泡
「バブルパイプ」は海の紳士の嗜みである。
それは、陸のモノで例えると煙管と少し似ている。もちろん、海の中では火が使えないのでライターは使わないが、楽しみ方は似ていると言えるだろう。
細長い筒の先を軽く咥えて吸い込めば、自分好みのフレーバーを楽しむことが出来るのだ。煙管よりいいところは、身体に害はないから稚魚でも吸って遊べるというところだろうか。
フレーバーを楽しんだ後は息とともに吹きだして、今度は気泡にして楽しむ。これも陸のもので例えるなら、シャボン玉を作るみたいな感じだ。そしてこの時、上手くバブルリングなんかを作れるヤツはイケてると注目されるし、咳き込んで細かな気泡をバラまくヤツは下品だと白い目で見られることになる。
稚魚から老魚まで、オスならみんな、上手く吸って吐き出せることに1度は憧れる嗜好品。それがバブルパイプだ。
海底の岩に腰かけて、煙管のような筒をくわえ、泡を生み出す8本脚の人魚。細く白い指が手持無沙汰にパイプを弄ぶさまも魅惑的で、ため息の出るほど美しい光景だ。
気だるげに薄く開いた唇の間から、プカリと浮き上がる気泡。薄いピンク色の膜で出来たその球体が不規則な動きで上へ上へとただよっていく。

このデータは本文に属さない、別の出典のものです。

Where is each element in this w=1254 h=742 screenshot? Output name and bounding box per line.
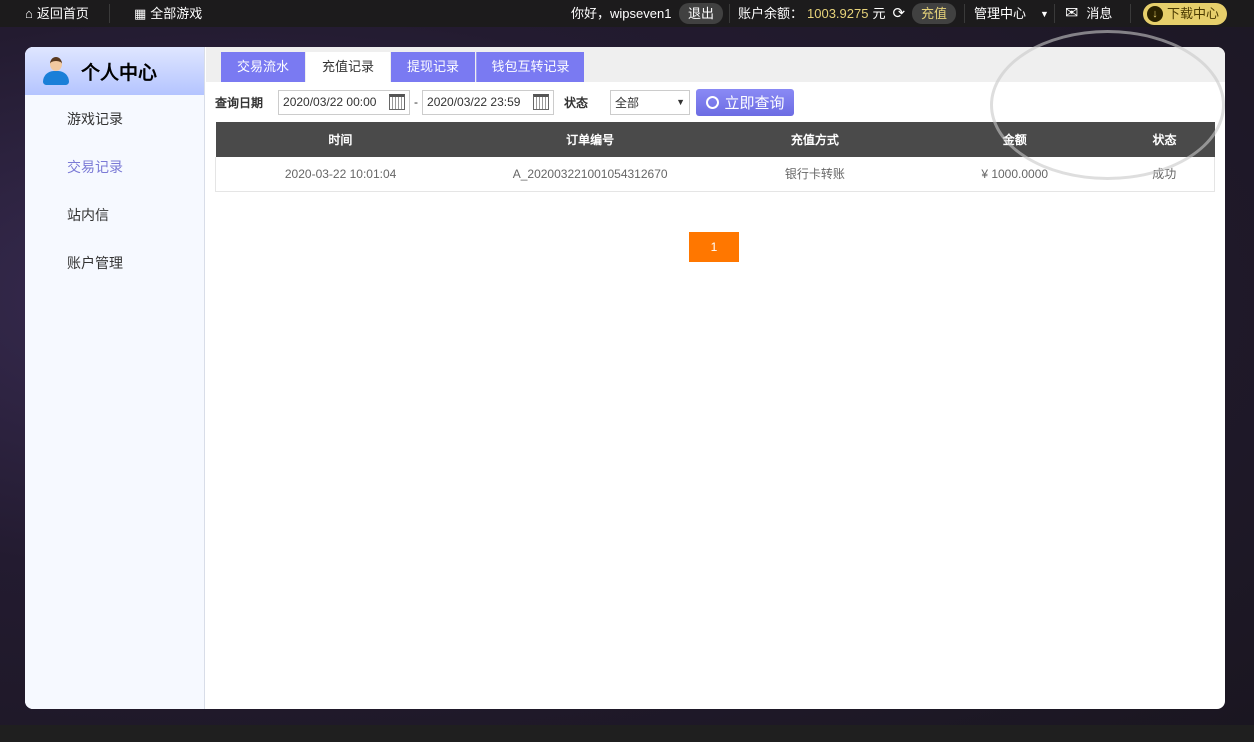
logout-button[interactable]: 退出 xyxy=(679,3,724,24)
divider xyxy=(1130,4,1131,23)
download-icon: ↓ xyxy=(1147,5,1163,22)
caret-down-icon: ▼ xyxy=(676,97,686,107)
cell-status: 成功 xyxy=(1114,157,1215,192)
sidebar-item-game-records[interactable]: 游戏记录 xyxy=(25,95,204,143)
cell-method: 银行卡转账 xyxy=(715,157,915,192)
grid-icon: ▦ xyxy=(134,5,147,21)
balance-value: 1003.9275 xyxy=(807,5,869,21)
tab-wallet-transfer[interactable]: 钱包互转记录 xyxy=(476,52,584,82)
cell-time: 2020-03-22 10:01:04 xyxy=(215,157,466,192)
date-label: 查询日期 xyxy=(215,95,264,110)
mail-icon: ✉ xyxy=(1065,4,1079,22)
end-date-input[interactable]: 2020/03/22 23:59 xyxy=(422,89,555,115)
tab-transactions[interactable]: 交易流水 xyxy=(221,52,305,82)
tab-bar: 交易流水 充值记录 提现记录 钱包互转记录 xyxy=(206,47,1225,82)
recharge-table: 时间 订单编号 充值方式 金额 状态 2020-03-22 10:01:04 A… xyxy=(215,122,1215,192)
search-icon xyxy=(705,95,719,109)
divider xyxy=(729,4,730,23)
calendar-icon[interactable] xyxy=(533,94,550,110)
divider xyxy=(109,4,110,23)
divider xyxy=(1054,4,1055,23)
sidebar-item-inbox[interactable]: 站内信 xyxy=(25,191,204,239)
download-center-button[interactable]: ↓ 下载中心 xyxy=(1143,0,1228,27)
sidebar-header: 个人中心 xyxy=(25,47,204,95)
main-content: 交易流水 充值记录 提现记录 钱包互转记录 查询日期 2020/03/22 00… xyxy=(206,47,1225,709)
tab-recharge-records[interactable]: 充值记录 xyxy=(306,52,390,82)
col-time: 时间 xyxy=(215,122,466,157)
date-separator: - xyxy=(414,95,419,109)
home-link[interactable]: ⌂ 返回首页 xyxy=(25,0,89,27)
col-status: 状态 xyxy=(1114,122,1215,157)
status-label: 状态 xyxy=(564,95,589,110)
greeting: 你好，wipseven1 xyxy=(571,5,672,21)
col-order-no: 订单编号 xyxy=(465,122,716,157)
manage-menu[interactable]: 管理中心 ▼ xyxy=(974,0,1049,27)
all-games-link[interactable]: ▦ 全部游戏 xyxy=(134,0,202,27)
footer-bar xyxy=(0,725,1254,742)
cell-amount: ¥ 1000.0000 xyxy=(914,157,1115,192)
cell-order-no: A_202003221001054312670 xyxy=(465,157,716,192)
user-avatar-icon xyxy=(43,57,69,85)
calendar-icon[interactable] xyxy=(389,94,406,110)
tab-withdraw-records[interactable]: 提现记录 xyxy=(391,52,475,82)
page-button[interactable]: 1 xyxy=(689,232,739,262)
sidebar-item-account[interactable]: 账户管理 xyxy=(25,239,204,287)
recharge-button[interactable]: 充值 xyxy=(912,3,957,24)
user-center-panel: 个人中心 游戏记录 交易记录 站内信 账户管理 交易流水 充值记录 提现记录 钱… xyxy=(25,47,1225,709)
filter-bar: 查询日期 2020/03/22 00:00 - 2020/03/22 23:59… xyxy=(215,88,795,116)
table-row: 2020-03-22 10:01:04 A_202003221001054312… xyxy=(215,157,1215,192)
currency: 元 xyxy=(872,5,886,21)
home-icon: ⌂ xyxy=(25,5,33,21)
balance-label: 账户余额： xyxy=(738,5,804,21)
query-button[interactable]: 立即查询 xyxy=(696,88,795,116)
messages-link[interactable]: ✉ 消息 xyxy=(1065,0,1112,27)
refresh-icon[interactable]: ⟳ xyxy=(892,1,905,27)
status-select[interactable]: 全部 ▼ xyxy=(610,89,691,115)
start-date-input[interactable]: 2020/03/22 00:00 xyxy=(278,89,411,115)
top-bar: ⌂ 返回首页 ▦ 全部游戏 你好，wipseven1 退出 账户余额： 1003.92… xyxy=(0,0,1254,27)
sidebar-item-transaction-records[interactable]: 交易记录 xyxy=(25,143,204,191)
col-method: 充值方式 xyxy=(715,122,915,157)
sidebar: 个人中心 游戏记录 交易记录 站内信 账户管理 xyxy=(25,47,205,709)
col-amount: 金额 xyxy=(914,122,1115,157)
sidebar-title: 个人中心 xyxy=(81,62,158,84)
caret-down-icon: ▼ xyxy=(1040,8,1049,19)
divider xyxy=(964,4,965,23)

フロイドはしばらくそれを目で追って、そしてこれでもかと口を開いて、その一つを口の中へ招いた。
そっと口を閉じると、薄い膜が口内でパチリと割れる。
ちょうど瑞々しいブドウを口にしたようにジュワリと広がる甘みと、少しの苦み。
あるようでないその味を楽しんで、1滴だって漏らさぬように飲み込んで、腹へと閉じ込める。
突いて割って、海の藻屑にしてしまうなんて勿体ないこと、誰がするものか。
「アズール」
その名前を呼ぶ。海底でぼんやりとしていた彼は、イタズラがバレた子供のような顔でこちらを向いた。
その唇がすぼまって、丸くなって、横に広がって、また丸に戻る。
見慣れた4文字の形をなぞったあと、ほどける様に笑んだ。
コポリと小さな気泡が遅れて漏れる。
(ズルいなぁ)
すごく嬉しいのに、少し苦しい。アズールが生み出す泡の味と同じように。
横を通り抜けようとしていた泡ももれなく口の中に収めて、フロイドは海底に潜るために尾鰭で強く水を蹴った。